Frequently Asked Questions

Q: What's the fundamental difference between a 502 Bad Gateway and a 504 Gateway Timeout?
A: A 502 Bad Gateway means Nginx successfully connected to the upstream server, but the upstream returned an invalid or unparseable response, or crashed. Nginx received something but couldn't use it. A 504 Gateway Timeout means Nginx did not receive any response at all from the upstream server within its configured timeout period. The upstream was either too slow, completely unresponsive, or Nginx couldn't establish a connection within the connection timeout.

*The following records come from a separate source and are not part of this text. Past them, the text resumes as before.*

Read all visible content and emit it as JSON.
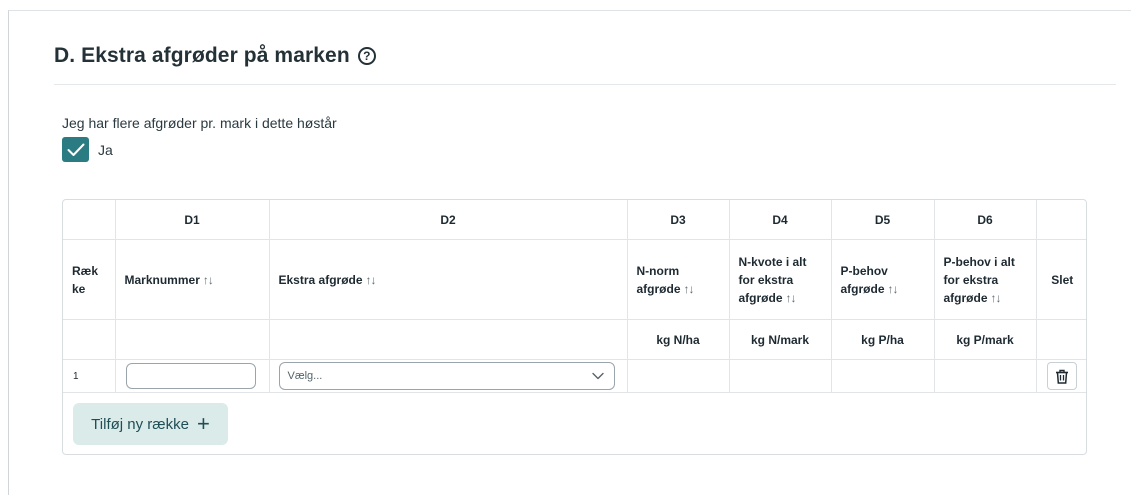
{
  "section": {
    "title": "D. Ekstra afgrøder på marken",
    "help_icon": "?"
  },
  "question": {
    "text": "Jeg har flere afgrøder pr. mark i dette høstår",
    "checkbox_label": "Ja",
    "checked": true
  },
  "table": {
    "groups": [
      "",
      "D1",
      "D2",
      "D3",
      "D4",
      "D5",
      "D6",
      ""
    ],
    "headers": [
      "Ræk\nke",
      "Marknummer",
      "Ekstra afgrøde",
      "N-norm\nafgrøde",
      "N-kvote i alt\nfor ekstra\nafgrøde",
      "P-behov\nafgrøde",
      "P-behov i alt\nfor ekstra\nafgrøde",
      "Slet"
    ],
    "sort_icon": "↑↓",
    "units": [
      "",
      "",
      "",
      "kg N/ha",
      "kg N/mark",
      "kg P/ha",
      "kg P/mark",
      ""
    ],
    "rows": [
      {
        "row_number": "1",
        "marknummer_value": "",
        "afgroede_placeholder": "Vælg...",
        "d3": "",
        "d4": "",
        "d5": "",
        "d6": ""
      }
    ]
  },
  "add_row_button": {
    "label": "Tilføj ny række",
    "icon": "+"
  },
  "colors": {
    "accent": "#2a7c82",
    "add_button_bg": "#dbebea"
  }
}
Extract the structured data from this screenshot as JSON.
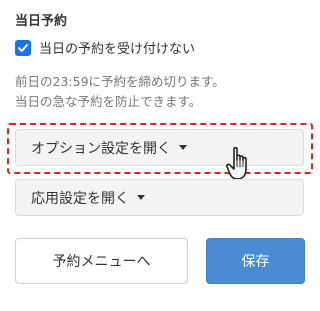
{
  "section": {
    "title": "当日予約"
  },
  "checkbox": {
    "label": "当日の予約を受け付けない",
    "checked": true,
    "color": "#1a73e8"
  },
  "note": {
    "line1": "前日の23:59に予約を締め切ります。",
    "line2": "当日の急な予約を防止できます。"
  },
  "toggles": {
    "options_label": "オプション設定を開く",
    "advanced_label": "応用設定を開く"
  },
  "actions": {
    "menu_label": "予約メニューへ",
    "save_label": "保存"
  },
  "colors": {
    "highlight": "#d7262b",
    "save_button": "#4a8cd2"
  }
}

Q: Can client-side issues cause an Nginx 502?
A: Indirectly, yes. While the 502 itself originates from the upstream server's failure to Nginx, a malformed, excessively large, or highly resource-intensive request from a client could cause the upstream application to crash or become unresponsive, leading to a 502 for that request or subsequent ones. However, the error isn't due to the client's network or browser itself.

Q: My application works perfectly when I access it directly (bypassing Nginx), but I get a 502 through Nginx. Why?
A: This strongly points to an Nginx configuration issue, timeout settings, or network/firewall problems specifically between Nginx and your application. When you access it directly, you're not subject to Nginx's proxy settings, timeouts, or network routes. Check Nginx's proxy_pass directive, its timeout values, and ensure no firewalls block Nginx's outbound connection to the application.

Q: How can I prevent 502 errors from recurring in a production environment?
A: Proactive measures are key. Implement robust monitoring for your upstream applications (CPU, memory, process health, error rates, log aggregators). Use health checks (Liveness/Readiness probes in Kubernetes, load balancer health checks) to automatically remove unhealthy instances. Optimize your application for performance, especially long-running tasks. Configure Nginx timeouts generously enough for typical application response times, but not so long that it ties up Nginx resources unnecessarily. Finally, ensure your deployment process includes thorough testing and rollback capabilities.